Da pedreira à construção: como ir a campo foi mais importante que analisar os dados
Os dados não faziam tanto sentido. Eu estava trabalhando em um projeto para otimizar a operação de uma obra de infraestrutura que produzia a própria brita a partir de pedras. Para ajudar a melhorar aquele processo, pedi para ir a campo.
Foi lá que entendi como a britagem funcionava, onde estavam suas limitações, onde faltava medição e como os dados que eu analisava eram obtidos.
A pedra não atravessava uma linha reta
A britagem reduz pedras a materiais menores, usados na construção. Na operação que visitei, isso envolvia diferentes etapas de processamento e classificação até chegar à brita e ao pó.

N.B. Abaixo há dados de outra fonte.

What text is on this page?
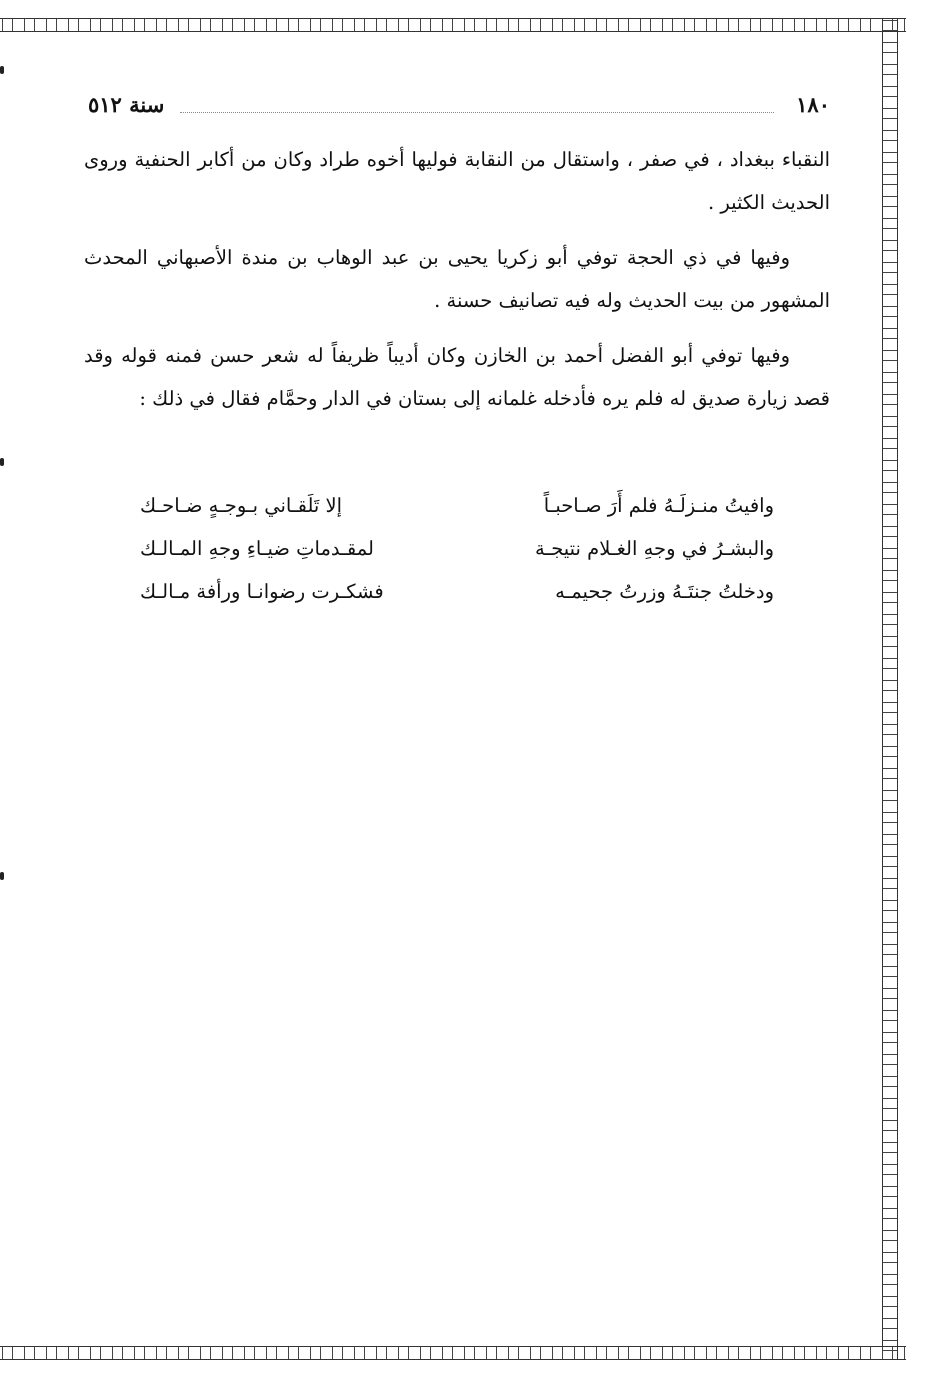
١٨٠
سنة ٥١٢

النقباء ببغداد ، في صفر ، واستقال من النقابة فوليها أخوه طراد وكان من أكابر الحنفية وروى الحديث الكثير .

وفيها في ذي الحجة توفي أبو زكريا يحيى بن عبد الوهاب بن مندة الأصبهاني المحدث المشهور من بيت الحديث وله فيه تصانيف حسنة .

وفيها توفي أبو الفضل أحمد بن الخازن وكان أديباً ظريفاً له شعر حسن فمنه قوله وقد قصد زيارة صديق له فلم يره فأدخله غلمانه إلى بستان في الدار وحمَّام فقال في ذلك :

وافيتُ منـزلَـهُ فلم أَرَ صـاحبـاً
إلا تَلَقـاني بـوجـهٍ ضـاحـك
والبشـرُ في وجهِ الغـلام نتيجـة
لمقـدماتِ ضيـاءِ وجهِ المـالـك
ودخلتُ جنتَـهُ وزرتُ جحيمـه
فشكـرت رضوانـا ورأفة مـالـك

Entre essas etapas havia uma pilha pulmão, um estoque intermediário do material que saía da britagem primária, chamado rachão. Essa reserva atendia a situações inesperadas. Em alguns casos, o rachão também podia ser destinado à terraplanagem.
O material que não se enquadrava na classificação passava novamente pelo processamento até se adequar. Quando havia necessidade de produzir pó, a brita também podia passar por processamento adicional.
Esses caminhos faziam parte da operação que eu precisava compreender. Havia estoque entre etapas, destinos alternativos e material voltando a ser processado. Entender o percurso da pedra ajudava a entender o que uma medida de produção representava.
O que a visita revelou sobre as medidas
Algumas observações tornaram o problema muito mais concreto:
- Uma etapa importante não era medida. Na britagem primária, a justificativa era que o material ainda não era o produto final. Para entender o processo completo, aquela ausência de medição precisava entrar no diagnóstico.
- O tempo disponível incluía outras atividades. Limpeza e manutenção faziam parte da rotina. Era necessário considerar esses períodos ao analisar a produção ao longo do dia.
- O clima interferia na operação. Chuva forte interrompia a produção, e a umidade dificultava a produção de pó. Esses fatores precisavam acompanhar a leitura dos volumes produzidos.
- A obtenção dos arquivos também merecia investigação. Havia registros de arquivos duplicados na importação e de reinício da geração do arquivo de produção quando a britagem era desligada. Também precisava ser esclarecido se coletar o arquivo em horários intermediários afetava os dados.
Um problema no painel ilustrava essa última dificuldade: ampliar o período selecionado podia fazer o total de produção diminuir. Era uma inconsistência a investigar antes de usar aquele total para avaliar a operação.
Da observação às propostas de coleta
O trabalho de campo ajudou a tornar específicas as propostas de melhoria. Para os pontos sem medição, havia propostas de adicionar balanças e usar uma balança mais resistente na etapa primária. Outra possibilidade era estimar a quantidade de pedra transportada a partir das viagens e da capacidade dos caminhões.
Para interpretar as interrupções, a proposta incluía levar ao painel o formulário de paradas, que era manual. Também estavam previstas a coleta de dados de chuva e umidade e a automação da coleta de produção.
Cada proposta respondia a uma limitação observada. Medir melhor passava por entender onde o material circulava, quando a operação parava e em que condições o arquivo era gerado.
Um painel que levasse a operação em conta
O desenho dos painéis contemplava diferentes necessidades de acompanhamento. A visão geral reunia metas das obras, dias de chuva e horas de limpeza e manutenção. A visão mensal acompanhava a produção acumulada em relação à meta, incluindo os dias sem produção. A visão diária detalhava o comportamento ao longo das horas e considerava o intervalo de almoço.
Esses recortes davam contexto à leitura do desempenho. Um total de produção precisava ser acompanhado pelas condições em que havia sido produzido e pelas limitações da coleta.
Aprendizados, lições, erros e principais impactos
A ida a campo me permitiu relacionar os dados ao processo físico e identificar lacunas de medição. Desse trabalho ficaram aprendizados concretos:
- Conhecer o processo ajudou a formular o problema. O estoque intermediário e o reprocessamento mostraram por que eu precisava acompanhar o percurso dos materiais para interpretar a produção.
- A ausência de medida também fazia parte do diagnóstico. A etapa primária sem medição apontava uma limitação que exigia discutir a própria coleta.
- Uma inconsistência de informação podia comprometer a avaliação da operação. Antes de interpretar o total do painel, era preciso investigar a duplicação de arquivos e o comportamento dos filtros.
- O objetivo de otimizar exigia preparar a análise. A visita trouxe entendimento das restrições e sustentou propostas de medição e acompanhamento. Esse foi o avanço que tornou mais concreto o trabalho com os dados.